Another coworker had stood outside with me before I left and gave me the gift of laughter in the middle of pain. She made jokes about flying overseas to help me kick booties. It was ridiculous and kind and exactly what I needed for a moment.
Then a young girl at work reached out and told me she had seen me upset in Tina’s office. She said she was praying for me, that she was there if I needed to talk, that she was a sister in Christ willing to listen.
That is what God keeps doing. He keeps placing people in my path who refuse to let me retreat into the bunker.
And that is hard for me.
I could not sleep
After the party on Friday, after the kids were in bed, after the house went quiet, I could not sleep.
Earlier, I had sent Melissa the refusal letter. There is a six hour time difference, so around 3 a.m., she messaged me. I was still awake. We talked a little. I shared how despondent I felt. We scheduled the 9 a.m. call. She told me, “Don’t give up!!”
That morning, before the call, I reached out to Joanne. She prayed over me. She prayed with the kind of steadiness that does not try to fix it, only covers it.
God keeps putting people in place to not let me do this alone.
The Crushing Weight of Disappointment or the Lesson I Did Not Ask For
Saturday morning I spoke with Bob and Melissa, our sponsors.

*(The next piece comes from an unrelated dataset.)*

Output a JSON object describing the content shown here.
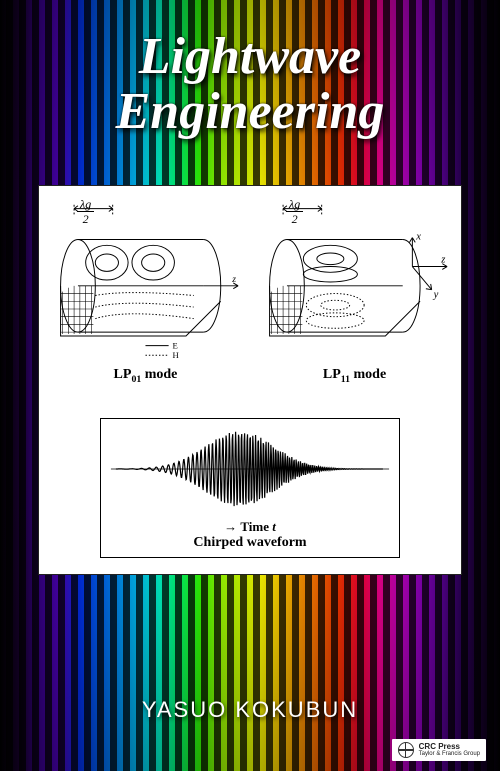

We met on Zoom around 9 a.m. and went over everything together. The refusal letter. The options. The requirements for the Minister of Religion route. What the Certificate of Sponsorship must say. What needs to be adjusted. What can be done from their side. What can be done from ours.
This is the first visa they have ever had denied.

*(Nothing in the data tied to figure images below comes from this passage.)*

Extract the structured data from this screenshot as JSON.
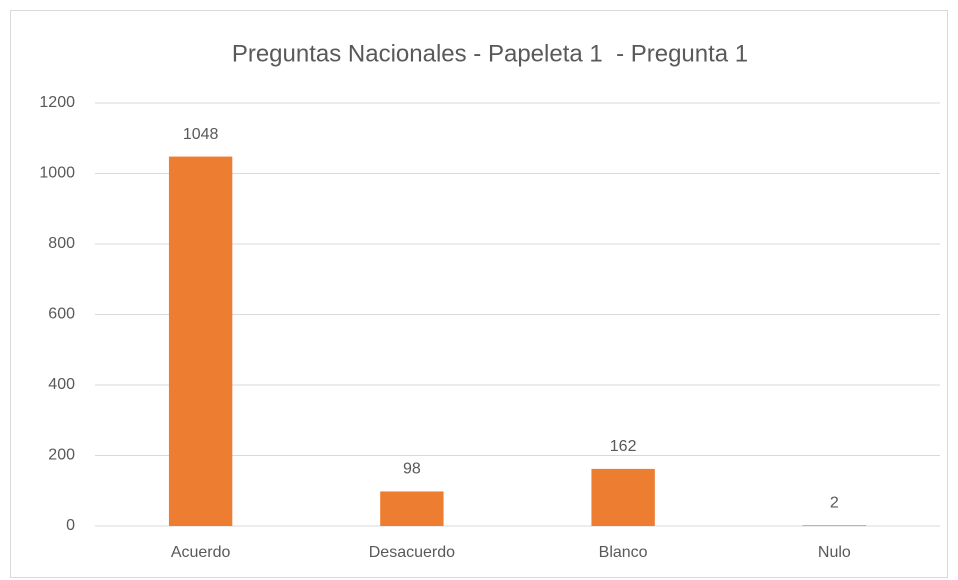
{
  "chart_data": {
    "type": "bar",
    "title": "Preguntas Nacionales - Papeleta 1  - Pregunta 1",
    "categories": [
      "Acuerdo",
      "Desacuerdo",
      "Blanco",
      "Nulo"
    ],
    "values": [
      1048,
      98,
      162,
      2
    ],
    "color": "#ed7d31",
    "ylim": [
      0,
      1200
    ],
    "yticks": [
      0,
      200,
      400,
      600,
      800,
      1000,
      1200
    ],
    "grid": true,
    "data_labels": true
  }
}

We are all learning as we go. And we are all devastated.
They had been preparing for our arrival. They were hoping we would be there very soon. We were hoping we would be there very soon. It is not just our timeline that got interrupted. It is the timeline of every person who has been walking beside us.
And there are people caught in the waiting with us.

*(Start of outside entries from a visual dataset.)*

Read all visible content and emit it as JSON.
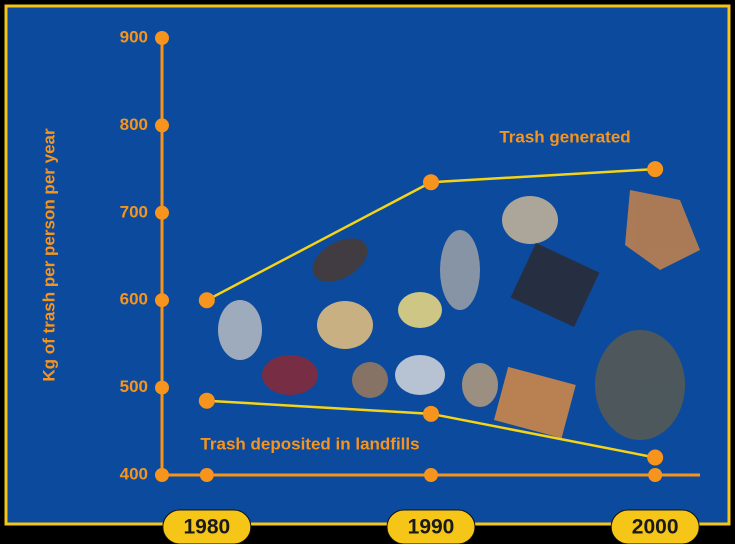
{
  "chart_data": {
    "type": "line",
    "ylabel": "Kg of trash per person per year",
    "x": [
      1980,
      1990,
      2000
    ],
    "xlim": [
      1978,
      2002
    ],
    "xticks": [
      1980,
      1990,
      2000
    ],
    "ylim": [
      400,
      900
    ],
    "yticks": [
      400,
      500,
      600,
      700,
      800,
      900
    ],
    "marker_color": "#f7941d",
    "series": [
      {
        "name": "Trash generated",
        "color": "#f5d317",
        "values": [
          600,
          735,
          750
        ]
      },
      {
        "name": "Trash deposited in landfills",
        "color": "#f5d317",
        "values": [
          485,
          470,
          420
        ]
      }
    ]
  }
}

There is a couple who are graciously going to stay in our house while we are on mission. They gave their dining table and couch to their children because we were leaving ours behind for them. That happened in August. Most Mondays we meet at their house for Bible study. It is a folding table and folding chairs. Every time I see that setup, it reminds me that my excitement and momentum created practical consequences for people who trusted us.
They do not complain. They have been gracious and loving and encouraging. But I see it. I feel it. And I have a serious aversion to causing anyone grief.
This refusal has brought up that old feeling of being unwanted. That old conviction that my presence is costly to other people.
Scripture says:
Bear one another’s burdens, and so fulfill the law of Christ.
Galatians 6:2
I can teach that verse. I can live it outward. But receiving it is harder. Letting people carry me is harder. The child in me still believes she must earn her place.
Why it is hard for me
I have always been able to narrate my childhood as though it happened to someone else. I can describe it from a distance because I had little control over most of it. I can talk about that abused kid, that disadvantaged teenager, that reckless young woman, and I can offer her compassion because she is in the past.
Being vulnerable about what is happening right now is different.
When the pain is current, I feel burdensome. I feel exhausting. I feel like I am taking up too much space. So I run. Or I shut down. Or I shove it down so deep it stops having language.
I can show irritation and anger. I can show passion for a cause. But the moment it gets close to the soft center of me, the walls go up.
That includes my husband.
Calen has been beside me since January 2007. He married me on December 24, 2008. Our anniversary is coming up on 17 years. And still, being vulnerable is difficult. Not because he is unsafe, but because vulnerability was never safe when I was young. It still feels like exposure.
I am terrified that if I stop being everything to everyone, the unloved child will step out, and everyone will see what a fraud I am. That I really am nothing more than where I came from. That I do not belong in rooms with people who feel secure, people who are safe enough to expect to be loved, people who do not flinch to ask when they need help.
I have never felt irreplaceable in anyone’s life.
I have felt useful. I have felt productive. I have felt like I can earn my place by carrying the load. And I have gotten so adept at seeing everyone else’s needs that my ability to see my own has atrophied.
This visa refusal landed on that old bruise and made it throb.
But God is not letting me isolate.
He covered me in North Carolina with our small group. He is covering me in Texas. He is forcing me into community even when every instinct in my body wants to handle it alone.
He heals the brokenhearted and binds up their wounds.
Psalm 147:3
I do not know what the next step will be yet. Administrative review or a new application. Either way, we will have to move forward, and it will cost something.
But I know this much.
We are not done.
We are not forgotten.
We are not unloved.
And God is still faithful, even here.
In all these things we are more than conquerors through Him who loved us.
Romans 8:37
Candice - until we have more information, this is it for now.